Chameleon is a shared facility, and it is important to be mindful of your resource usage and to “free” resources for use by other experimenters when you are finished with them. Your resource will be deleted automatically at the end of your lease, but if you finish sooner, you should delete the compute instance and the lease.

In the cell below, uncomment both lines of code, then run the cell to free

-   the VM and the network address you attached to it.
-   and the reservation.

Note that removing the resources will revoke your access to them, and all the information stored on them will be erased. Therefore, ensure that you have saved all your work before deleting the resources.

In [None]:
# s.delete()
# l.delete()

Alternatively, you can delete your instance using the GUI:

-   From the [Chameleon website](https://chameleoncloud.org/), click on “Experiment \> KVM@TACC” in the menu (since that is the site that our instance is on).
-   Select “Instances” from the menu on the left side.
-   Find your instance in the list.

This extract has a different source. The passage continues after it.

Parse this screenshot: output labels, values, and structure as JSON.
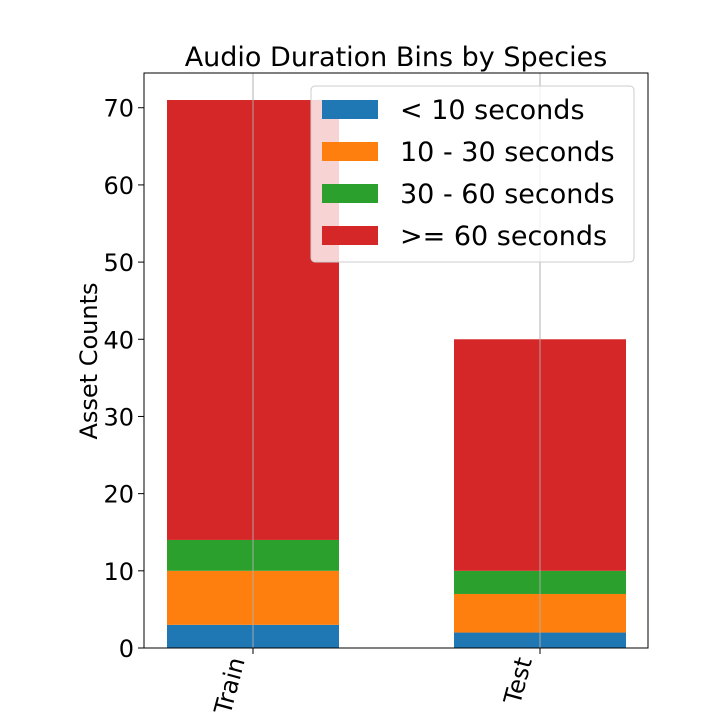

If the project that you are part of has many instances, you can filter by name to make it easier to find yours: change the filter criteria to “Instance Name”, put part of your instance name in the text input field, and click “Filter”.
-   Check the box next to *your* instance (make sure not to select someone else’s!)
-   and press the red “Delete Instances” button.

and you can similarly delete a lease using the GUI:

-   Select “Leases” from the menu on the left side.
-   Find your lease in the list.
-   Check the box next to *your* lease (make sure not to select someone else’s!)
-   and press the red “Delete Lease” button.